Answer
$a.\quad V$ has a maximum of $144$ when $x=2.$
$ b.\quad$
The largest volume of the box is achieved when $x=2$ units. This volume is $144$ cubic units.
Work Step by Step
$V(x)=x(160-20x-32x+4x^{2})=4x^{3}-52x^{2}+160x,\quad x\in(0,5)$
$V'(x)=12x^{2}-104x+160$
$V'(x)$ is defined for all $x\in(0,5)$: no critical points caused.
$V'(x)=0$ when
$12x^{2}-104x+160=0$
$ 3x^{2}-26x+40=0\qquad$
$x=\displaystyle \frac{26\pm\sqrt{26^{2}-4(3)(40)}}{2(3)}=\frac{26\pm\sqrt{196}}{6}=\frac{26\pm 14}{6}$
$x=\displaystyle \frac{26+14}{6}=\frac{20}{3}\not\in(0,5)$, so it is not a critical value.

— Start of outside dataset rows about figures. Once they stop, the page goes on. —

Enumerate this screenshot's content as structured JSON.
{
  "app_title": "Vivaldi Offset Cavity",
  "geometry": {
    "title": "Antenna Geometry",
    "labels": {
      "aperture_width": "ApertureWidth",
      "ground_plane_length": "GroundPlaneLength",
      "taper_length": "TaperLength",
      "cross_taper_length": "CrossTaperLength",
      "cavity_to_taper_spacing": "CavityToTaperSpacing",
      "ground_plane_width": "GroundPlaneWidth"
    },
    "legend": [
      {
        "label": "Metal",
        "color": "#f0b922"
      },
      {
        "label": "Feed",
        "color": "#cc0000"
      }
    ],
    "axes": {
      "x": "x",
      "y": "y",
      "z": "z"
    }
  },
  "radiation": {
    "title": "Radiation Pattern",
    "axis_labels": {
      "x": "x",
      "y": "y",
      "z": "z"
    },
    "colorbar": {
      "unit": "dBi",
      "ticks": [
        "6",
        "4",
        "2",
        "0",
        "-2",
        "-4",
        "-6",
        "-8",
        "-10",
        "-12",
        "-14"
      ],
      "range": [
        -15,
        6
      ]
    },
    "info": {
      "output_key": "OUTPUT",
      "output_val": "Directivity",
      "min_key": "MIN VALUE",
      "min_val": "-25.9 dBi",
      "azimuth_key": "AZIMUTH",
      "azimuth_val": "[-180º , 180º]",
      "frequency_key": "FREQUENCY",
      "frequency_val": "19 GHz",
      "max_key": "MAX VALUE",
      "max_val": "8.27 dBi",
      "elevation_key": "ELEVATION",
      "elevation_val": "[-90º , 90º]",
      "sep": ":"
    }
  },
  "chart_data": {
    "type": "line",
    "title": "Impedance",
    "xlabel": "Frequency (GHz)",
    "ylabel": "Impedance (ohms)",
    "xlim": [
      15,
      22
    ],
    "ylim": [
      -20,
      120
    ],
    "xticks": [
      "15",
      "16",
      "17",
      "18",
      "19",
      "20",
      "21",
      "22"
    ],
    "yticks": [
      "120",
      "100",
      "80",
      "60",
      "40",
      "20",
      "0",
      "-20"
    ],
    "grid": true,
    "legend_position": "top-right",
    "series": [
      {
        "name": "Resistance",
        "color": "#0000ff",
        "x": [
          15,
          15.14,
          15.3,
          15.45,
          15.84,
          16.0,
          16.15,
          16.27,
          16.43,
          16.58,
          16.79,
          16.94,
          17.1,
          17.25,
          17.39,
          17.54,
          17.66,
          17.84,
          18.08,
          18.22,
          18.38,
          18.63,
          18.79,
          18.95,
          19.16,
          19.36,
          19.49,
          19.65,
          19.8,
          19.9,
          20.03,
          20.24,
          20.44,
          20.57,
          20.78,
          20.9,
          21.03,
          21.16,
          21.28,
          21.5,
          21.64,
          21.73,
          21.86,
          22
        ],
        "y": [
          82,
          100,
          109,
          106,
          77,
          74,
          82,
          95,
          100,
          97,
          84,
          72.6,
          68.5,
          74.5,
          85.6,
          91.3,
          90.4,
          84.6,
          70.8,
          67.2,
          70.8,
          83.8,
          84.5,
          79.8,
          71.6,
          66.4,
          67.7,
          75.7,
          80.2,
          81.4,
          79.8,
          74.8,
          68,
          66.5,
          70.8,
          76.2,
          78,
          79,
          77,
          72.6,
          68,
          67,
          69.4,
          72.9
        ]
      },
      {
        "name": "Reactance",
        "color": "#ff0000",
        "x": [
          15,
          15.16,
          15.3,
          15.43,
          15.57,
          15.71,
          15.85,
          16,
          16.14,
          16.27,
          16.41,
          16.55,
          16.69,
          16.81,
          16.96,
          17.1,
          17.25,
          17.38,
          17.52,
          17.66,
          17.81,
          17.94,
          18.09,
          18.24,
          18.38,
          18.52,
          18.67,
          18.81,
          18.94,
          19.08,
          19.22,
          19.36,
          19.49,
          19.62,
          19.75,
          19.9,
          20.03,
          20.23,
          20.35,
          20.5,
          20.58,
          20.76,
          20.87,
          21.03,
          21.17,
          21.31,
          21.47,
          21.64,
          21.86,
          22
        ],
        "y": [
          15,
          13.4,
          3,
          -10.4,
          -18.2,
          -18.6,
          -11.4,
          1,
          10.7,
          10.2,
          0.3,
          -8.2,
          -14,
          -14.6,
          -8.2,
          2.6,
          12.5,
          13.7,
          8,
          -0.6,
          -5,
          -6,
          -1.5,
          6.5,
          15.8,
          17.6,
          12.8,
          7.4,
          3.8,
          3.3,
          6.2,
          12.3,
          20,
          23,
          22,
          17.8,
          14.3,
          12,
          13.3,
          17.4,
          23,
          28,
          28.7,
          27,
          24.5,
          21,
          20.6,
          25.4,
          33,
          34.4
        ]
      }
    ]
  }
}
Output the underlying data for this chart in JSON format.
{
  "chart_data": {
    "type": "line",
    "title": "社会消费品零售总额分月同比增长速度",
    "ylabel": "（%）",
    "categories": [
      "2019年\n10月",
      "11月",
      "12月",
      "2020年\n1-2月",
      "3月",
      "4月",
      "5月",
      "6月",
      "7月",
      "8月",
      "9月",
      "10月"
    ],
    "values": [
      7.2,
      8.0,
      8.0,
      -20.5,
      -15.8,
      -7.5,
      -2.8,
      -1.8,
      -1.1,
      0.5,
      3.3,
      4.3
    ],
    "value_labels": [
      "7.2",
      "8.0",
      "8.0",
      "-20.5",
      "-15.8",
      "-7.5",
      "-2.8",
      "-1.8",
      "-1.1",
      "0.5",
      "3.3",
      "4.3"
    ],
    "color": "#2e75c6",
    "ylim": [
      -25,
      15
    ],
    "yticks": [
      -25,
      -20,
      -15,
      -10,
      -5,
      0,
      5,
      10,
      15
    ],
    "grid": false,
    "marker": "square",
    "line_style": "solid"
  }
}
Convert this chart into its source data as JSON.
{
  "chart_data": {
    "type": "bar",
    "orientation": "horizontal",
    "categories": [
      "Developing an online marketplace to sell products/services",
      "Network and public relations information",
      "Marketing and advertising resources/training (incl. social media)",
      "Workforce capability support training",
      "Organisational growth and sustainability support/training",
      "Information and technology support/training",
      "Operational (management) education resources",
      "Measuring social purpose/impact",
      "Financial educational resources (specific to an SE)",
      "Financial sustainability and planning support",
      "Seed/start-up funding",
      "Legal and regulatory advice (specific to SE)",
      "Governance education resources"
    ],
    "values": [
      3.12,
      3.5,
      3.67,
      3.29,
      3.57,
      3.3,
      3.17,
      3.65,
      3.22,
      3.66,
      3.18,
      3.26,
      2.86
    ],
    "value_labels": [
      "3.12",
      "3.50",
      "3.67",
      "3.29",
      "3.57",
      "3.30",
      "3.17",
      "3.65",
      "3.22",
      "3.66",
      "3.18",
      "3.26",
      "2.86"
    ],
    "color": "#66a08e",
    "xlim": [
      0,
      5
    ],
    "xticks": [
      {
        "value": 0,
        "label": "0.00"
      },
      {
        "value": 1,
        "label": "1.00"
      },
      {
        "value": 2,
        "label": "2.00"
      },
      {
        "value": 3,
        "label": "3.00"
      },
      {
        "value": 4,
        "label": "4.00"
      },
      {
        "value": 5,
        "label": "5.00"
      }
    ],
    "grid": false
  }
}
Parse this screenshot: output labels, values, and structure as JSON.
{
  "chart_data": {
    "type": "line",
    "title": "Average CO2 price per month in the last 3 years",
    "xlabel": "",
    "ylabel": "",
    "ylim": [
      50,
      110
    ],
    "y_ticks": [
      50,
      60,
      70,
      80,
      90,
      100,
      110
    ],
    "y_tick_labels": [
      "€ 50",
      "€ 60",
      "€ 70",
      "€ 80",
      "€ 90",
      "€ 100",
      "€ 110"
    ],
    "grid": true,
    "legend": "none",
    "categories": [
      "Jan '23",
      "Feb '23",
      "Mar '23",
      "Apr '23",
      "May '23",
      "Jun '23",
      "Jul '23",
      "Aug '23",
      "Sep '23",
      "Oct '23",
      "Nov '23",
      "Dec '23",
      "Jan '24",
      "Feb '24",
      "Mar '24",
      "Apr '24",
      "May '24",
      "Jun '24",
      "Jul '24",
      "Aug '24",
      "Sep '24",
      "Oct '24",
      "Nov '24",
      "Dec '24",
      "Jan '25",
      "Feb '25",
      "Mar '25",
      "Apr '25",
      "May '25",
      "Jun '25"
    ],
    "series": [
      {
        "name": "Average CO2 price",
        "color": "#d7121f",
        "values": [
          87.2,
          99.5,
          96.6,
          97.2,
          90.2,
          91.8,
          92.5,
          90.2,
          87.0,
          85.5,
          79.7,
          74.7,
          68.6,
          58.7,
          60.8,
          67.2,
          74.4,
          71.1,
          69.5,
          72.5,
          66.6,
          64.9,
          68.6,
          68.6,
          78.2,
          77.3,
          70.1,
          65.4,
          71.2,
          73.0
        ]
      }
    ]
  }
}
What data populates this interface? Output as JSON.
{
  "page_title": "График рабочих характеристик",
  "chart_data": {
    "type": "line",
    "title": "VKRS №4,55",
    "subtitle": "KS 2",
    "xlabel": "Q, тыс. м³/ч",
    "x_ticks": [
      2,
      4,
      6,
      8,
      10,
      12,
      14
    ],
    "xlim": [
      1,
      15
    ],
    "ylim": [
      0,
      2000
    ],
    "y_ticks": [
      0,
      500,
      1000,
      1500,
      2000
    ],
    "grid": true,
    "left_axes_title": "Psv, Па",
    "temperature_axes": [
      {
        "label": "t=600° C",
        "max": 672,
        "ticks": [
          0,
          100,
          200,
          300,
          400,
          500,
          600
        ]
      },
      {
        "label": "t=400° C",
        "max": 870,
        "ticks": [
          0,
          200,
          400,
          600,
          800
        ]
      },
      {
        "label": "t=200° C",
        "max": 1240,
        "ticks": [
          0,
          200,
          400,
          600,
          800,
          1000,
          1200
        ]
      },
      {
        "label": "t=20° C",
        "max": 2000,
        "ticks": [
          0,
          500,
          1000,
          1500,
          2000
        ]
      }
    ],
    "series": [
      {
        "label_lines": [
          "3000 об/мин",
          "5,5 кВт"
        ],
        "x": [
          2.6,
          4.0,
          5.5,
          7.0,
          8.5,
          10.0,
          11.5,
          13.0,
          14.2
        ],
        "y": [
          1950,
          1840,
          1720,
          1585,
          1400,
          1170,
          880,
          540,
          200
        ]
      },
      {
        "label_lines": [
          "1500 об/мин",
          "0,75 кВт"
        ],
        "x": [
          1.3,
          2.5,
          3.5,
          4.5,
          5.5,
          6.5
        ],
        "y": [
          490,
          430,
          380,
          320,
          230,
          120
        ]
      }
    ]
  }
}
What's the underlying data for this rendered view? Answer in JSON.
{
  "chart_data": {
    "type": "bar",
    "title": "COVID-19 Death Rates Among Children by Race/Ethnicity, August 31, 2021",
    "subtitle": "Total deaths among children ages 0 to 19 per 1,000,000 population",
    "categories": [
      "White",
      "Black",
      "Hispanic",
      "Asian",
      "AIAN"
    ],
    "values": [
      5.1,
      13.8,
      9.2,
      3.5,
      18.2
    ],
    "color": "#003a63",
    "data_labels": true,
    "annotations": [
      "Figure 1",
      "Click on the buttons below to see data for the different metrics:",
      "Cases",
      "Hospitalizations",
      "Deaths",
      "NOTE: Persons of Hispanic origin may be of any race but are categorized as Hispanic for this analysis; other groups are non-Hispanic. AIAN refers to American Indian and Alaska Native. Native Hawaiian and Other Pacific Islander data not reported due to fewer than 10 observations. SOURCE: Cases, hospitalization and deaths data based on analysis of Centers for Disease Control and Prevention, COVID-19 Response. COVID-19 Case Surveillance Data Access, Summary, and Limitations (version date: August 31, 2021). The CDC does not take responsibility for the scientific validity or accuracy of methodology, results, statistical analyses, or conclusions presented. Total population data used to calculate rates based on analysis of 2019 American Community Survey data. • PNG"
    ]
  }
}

$x=\displaystyle \frac{26+14}{6}=2\in(0,2) \qquad$, which is a critical value.
At $x=2,$ $V$ has a maximum of $f(2)=4(8)-52(4)+160(2)=144$.
$(b)$
In terms of the volume of the box:
The largest volume of the box is achieved when $x=2$ units. This volume is $144$ cubic units.